The Los Angeles Lakers have engaged the Indiana Pacers on trade talks involving a swap of Russell Westbrook for Myles Turner and Buddy Hield, but those discussions are now dead because the Lakers refused to include a second first-round pick, according to The Athletic.
While the Lakers would be willing to send out one of their available first-round picks, specifically the 2027 selection, the Pacers believe they should get two of them — one for the trouble of taking on Westbrook’s contract and another in exchange for Turner and Hield.
The Lakers’ reluctance to send out future draft assets is nothing new. At last season’s deadline they reportedly turned down a chance to swap Westbrook for John Wall because they didn’t want to attach a pick to the deal. This, however, is the most specifics we’ve gotten regarding a potential Westbrook deal this summer.
Earlier this month, Westbrook, as expected, opted into the final year of his contract worth $47.1 million. While the front office and coaching staff has been honest with Westbrook about needing him to adjust his role, they have been supportive in public.
“We love everyone on our roster,” new coach Darvin Ham said during one of the Lakers’ Summer League games. “And until you’re not on our roster, you’re ours, and we’re going to try to get better with our group. That’s just the bottom line of it.”
During an appearance on All The Smoke podcast earlier this month, Ham was more direct: “I’m thrilled to coach Russ. They try to dump on Russ, I’m like that was one of the things that got me excited about this job. He and I have had a great report since I’ve taken over the job, man.”
Behind the scenes, however, it’s clear the Lakers are working to trade him. In addition to this most recent Pacers rumor, there has been plenty of discussion about a(though it’s hard to see why the Nets would agree to that). There was also this bit of intel from Dave McMenamin on the latest Lowe Post podcast with Zach Lowe: “Small sample size last year with Russ, but it’s pretty darn clear that LeBron’s seen enough and he has no interest in going into another year with Russ as his teammate.”
It’s no surprise the Lakers are trying to move Westbrook. Acquiring him never made sense in the first place and went even worse than expected in his first season with the club. While Westbrook certainly wasn’t the Lakers’ only issue, he was a terrible fit next to LeBron James and Anthony Davis, plus he played a major role in the team finishing 21st in defense. Despite the best efforts of the organization, Westbrook seems unwilling to change his style, and it’s hard to imagine any of last season’s problems would suddenly disappear this season.

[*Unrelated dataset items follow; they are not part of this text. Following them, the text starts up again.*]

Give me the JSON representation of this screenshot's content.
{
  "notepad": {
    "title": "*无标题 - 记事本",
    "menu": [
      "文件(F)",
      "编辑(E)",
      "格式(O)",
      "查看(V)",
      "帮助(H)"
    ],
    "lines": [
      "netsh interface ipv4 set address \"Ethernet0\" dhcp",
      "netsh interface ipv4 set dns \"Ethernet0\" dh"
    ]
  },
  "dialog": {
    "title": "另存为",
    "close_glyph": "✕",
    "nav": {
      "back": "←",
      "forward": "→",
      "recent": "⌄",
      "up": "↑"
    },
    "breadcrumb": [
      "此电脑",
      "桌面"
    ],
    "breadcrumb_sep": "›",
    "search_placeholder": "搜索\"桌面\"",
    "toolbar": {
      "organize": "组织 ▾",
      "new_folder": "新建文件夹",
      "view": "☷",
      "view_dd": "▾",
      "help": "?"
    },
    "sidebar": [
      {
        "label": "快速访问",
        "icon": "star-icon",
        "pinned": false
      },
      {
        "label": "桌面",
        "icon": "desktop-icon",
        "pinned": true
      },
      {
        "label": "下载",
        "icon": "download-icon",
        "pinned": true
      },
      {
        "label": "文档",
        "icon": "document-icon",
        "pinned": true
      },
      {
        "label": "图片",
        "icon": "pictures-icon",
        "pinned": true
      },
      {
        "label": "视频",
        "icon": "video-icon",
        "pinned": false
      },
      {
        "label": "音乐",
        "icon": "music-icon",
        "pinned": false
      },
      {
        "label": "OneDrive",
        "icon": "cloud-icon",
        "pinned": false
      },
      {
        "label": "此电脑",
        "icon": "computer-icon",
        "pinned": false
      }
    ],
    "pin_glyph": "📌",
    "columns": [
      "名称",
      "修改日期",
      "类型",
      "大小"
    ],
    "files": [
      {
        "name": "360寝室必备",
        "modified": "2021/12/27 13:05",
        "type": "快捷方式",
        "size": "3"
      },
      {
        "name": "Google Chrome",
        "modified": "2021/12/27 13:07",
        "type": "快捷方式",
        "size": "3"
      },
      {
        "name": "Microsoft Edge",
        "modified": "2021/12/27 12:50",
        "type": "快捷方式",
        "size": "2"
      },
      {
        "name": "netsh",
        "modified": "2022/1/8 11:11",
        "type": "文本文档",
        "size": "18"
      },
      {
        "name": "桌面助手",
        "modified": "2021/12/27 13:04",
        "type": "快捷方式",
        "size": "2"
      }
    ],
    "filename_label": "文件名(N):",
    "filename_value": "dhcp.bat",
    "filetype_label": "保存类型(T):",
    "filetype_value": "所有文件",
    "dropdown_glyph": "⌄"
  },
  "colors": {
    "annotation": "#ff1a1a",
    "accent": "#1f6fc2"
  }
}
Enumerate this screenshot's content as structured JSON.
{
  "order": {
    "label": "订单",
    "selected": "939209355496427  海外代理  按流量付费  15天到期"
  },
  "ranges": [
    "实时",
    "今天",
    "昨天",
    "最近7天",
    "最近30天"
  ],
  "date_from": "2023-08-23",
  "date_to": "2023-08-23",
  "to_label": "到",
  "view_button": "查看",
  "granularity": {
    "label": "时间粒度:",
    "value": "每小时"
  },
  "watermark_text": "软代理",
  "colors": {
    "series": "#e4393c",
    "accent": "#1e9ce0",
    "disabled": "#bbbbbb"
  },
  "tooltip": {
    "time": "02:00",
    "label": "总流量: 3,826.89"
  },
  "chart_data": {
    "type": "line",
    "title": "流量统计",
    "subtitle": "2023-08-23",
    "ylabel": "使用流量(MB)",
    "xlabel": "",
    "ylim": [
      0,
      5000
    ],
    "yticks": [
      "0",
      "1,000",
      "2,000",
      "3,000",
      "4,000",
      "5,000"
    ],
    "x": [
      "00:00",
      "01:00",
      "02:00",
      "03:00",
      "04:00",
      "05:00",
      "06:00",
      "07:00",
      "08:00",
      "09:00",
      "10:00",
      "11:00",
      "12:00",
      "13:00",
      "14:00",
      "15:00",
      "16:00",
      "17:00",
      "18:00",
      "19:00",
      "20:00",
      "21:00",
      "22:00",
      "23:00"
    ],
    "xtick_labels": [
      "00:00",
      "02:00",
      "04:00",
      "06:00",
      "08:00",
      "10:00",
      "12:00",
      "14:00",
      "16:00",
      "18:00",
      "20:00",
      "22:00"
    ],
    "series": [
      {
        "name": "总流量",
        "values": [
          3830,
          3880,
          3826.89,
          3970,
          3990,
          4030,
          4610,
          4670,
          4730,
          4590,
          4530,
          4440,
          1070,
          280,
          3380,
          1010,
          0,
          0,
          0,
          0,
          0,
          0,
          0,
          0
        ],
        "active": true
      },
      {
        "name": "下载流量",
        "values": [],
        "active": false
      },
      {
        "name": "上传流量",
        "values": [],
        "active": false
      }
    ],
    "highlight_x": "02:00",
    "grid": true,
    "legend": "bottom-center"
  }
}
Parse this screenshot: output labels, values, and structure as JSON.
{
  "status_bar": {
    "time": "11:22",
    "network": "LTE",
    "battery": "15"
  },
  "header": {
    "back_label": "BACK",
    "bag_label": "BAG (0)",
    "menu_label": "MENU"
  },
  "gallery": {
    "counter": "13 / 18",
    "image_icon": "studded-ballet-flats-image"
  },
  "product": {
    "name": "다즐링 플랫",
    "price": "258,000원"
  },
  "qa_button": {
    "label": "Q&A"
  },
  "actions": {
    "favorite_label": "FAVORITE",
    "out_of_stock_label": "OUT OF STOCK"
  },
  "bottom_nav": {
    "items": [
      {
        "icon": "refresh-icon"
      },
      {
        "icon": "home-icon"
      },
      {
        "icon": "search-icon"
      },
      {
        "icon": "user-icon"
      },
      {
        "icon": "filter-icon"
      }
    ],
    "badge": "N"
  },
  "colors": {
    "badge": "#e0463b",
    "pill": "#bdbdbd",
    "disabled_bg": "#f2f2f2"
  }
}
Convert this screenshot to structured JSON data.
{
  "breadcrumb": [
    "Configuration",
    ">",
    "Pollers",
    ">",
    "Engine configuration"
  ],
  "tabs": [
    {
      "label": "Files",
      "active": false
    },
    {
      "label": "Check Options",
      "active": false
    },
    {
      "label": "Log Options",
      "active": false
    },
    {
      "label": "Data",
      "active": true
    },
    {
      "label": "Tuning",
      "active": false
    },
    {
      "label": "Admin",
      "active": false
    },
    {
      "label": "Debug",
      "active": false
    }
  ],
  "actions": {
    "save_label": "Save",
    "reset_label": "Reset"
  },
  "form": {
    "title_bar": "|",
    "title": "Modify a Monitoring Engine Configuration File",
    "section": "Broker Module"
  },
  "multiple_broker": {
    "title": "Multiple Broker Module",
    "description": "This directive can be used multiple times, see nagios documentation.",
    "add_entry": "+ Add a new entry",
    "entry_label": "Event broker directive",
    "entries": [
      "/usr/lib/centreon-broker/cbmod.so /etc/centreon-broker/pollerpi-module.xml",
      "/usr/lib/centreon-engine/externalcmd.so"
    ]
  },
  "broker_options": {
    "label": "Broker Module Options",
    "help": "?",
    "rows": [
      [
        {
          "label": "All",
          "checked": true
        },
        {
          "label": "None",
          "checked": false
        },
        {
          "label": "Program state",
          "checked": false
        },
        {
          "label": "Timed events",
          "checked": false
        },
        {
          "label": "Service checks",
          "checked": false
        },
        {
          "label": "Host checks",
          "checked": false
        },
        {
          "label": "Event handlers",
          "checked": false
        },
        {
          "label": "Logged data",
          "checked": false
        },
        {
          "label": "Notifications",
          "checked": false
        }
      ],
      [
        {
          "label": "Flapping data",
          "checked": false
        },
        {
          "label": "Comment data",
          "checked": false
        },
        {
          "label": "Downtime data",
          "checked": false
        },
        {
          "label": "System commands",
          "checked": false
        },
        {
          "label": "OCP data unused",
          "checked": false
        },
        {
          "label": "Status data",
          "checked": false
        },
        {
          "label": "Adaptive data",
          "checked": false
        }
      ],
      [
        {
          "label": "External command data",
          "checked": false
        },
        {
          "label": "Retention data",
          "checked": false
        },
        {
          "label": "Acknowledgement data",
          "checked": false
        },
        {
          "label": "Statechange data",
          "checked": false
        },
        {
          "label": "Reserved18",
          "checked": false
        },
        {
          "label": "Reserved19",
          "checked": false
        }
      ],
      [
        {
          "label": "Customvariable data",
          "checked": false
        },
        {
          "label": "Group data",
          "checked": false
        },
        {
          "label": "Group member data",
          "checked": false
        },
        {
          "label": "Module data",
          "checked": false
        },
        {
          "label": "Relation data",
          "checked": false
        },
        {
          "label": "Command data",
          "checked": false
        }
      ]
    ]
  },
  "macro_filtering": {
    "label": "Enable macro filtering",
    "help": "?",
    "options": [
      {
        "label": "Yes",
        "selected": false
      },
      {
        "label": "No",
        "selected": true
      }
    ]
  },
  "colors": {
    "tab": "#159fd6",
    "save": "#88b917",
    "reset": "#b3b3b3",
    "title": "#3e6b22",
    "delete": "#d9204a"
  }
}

Other teams are well aware of Westbrook’s flaws and massive contract, though, which actually makes trading him difficult. For now, it’s perfectly reasonable that the Lakers want to hold off on moving both of their first-round picks, which represent their best trade assets, in a non-Irving deal. Even if there are risks with acquiring the former All-Star, and the chance of pulling off a deal are slim, his upside is so great that it makes sense to wait until his situation is resolved one way or another.
At some point, though, the Lakers may have to accept that a Turner and Hield package is the best they can do for Westbrook. And while attaching multiple first-round picks would be a steep price to pay, they may have to bite the bullet in order to maximize the final few seasons of James’ career.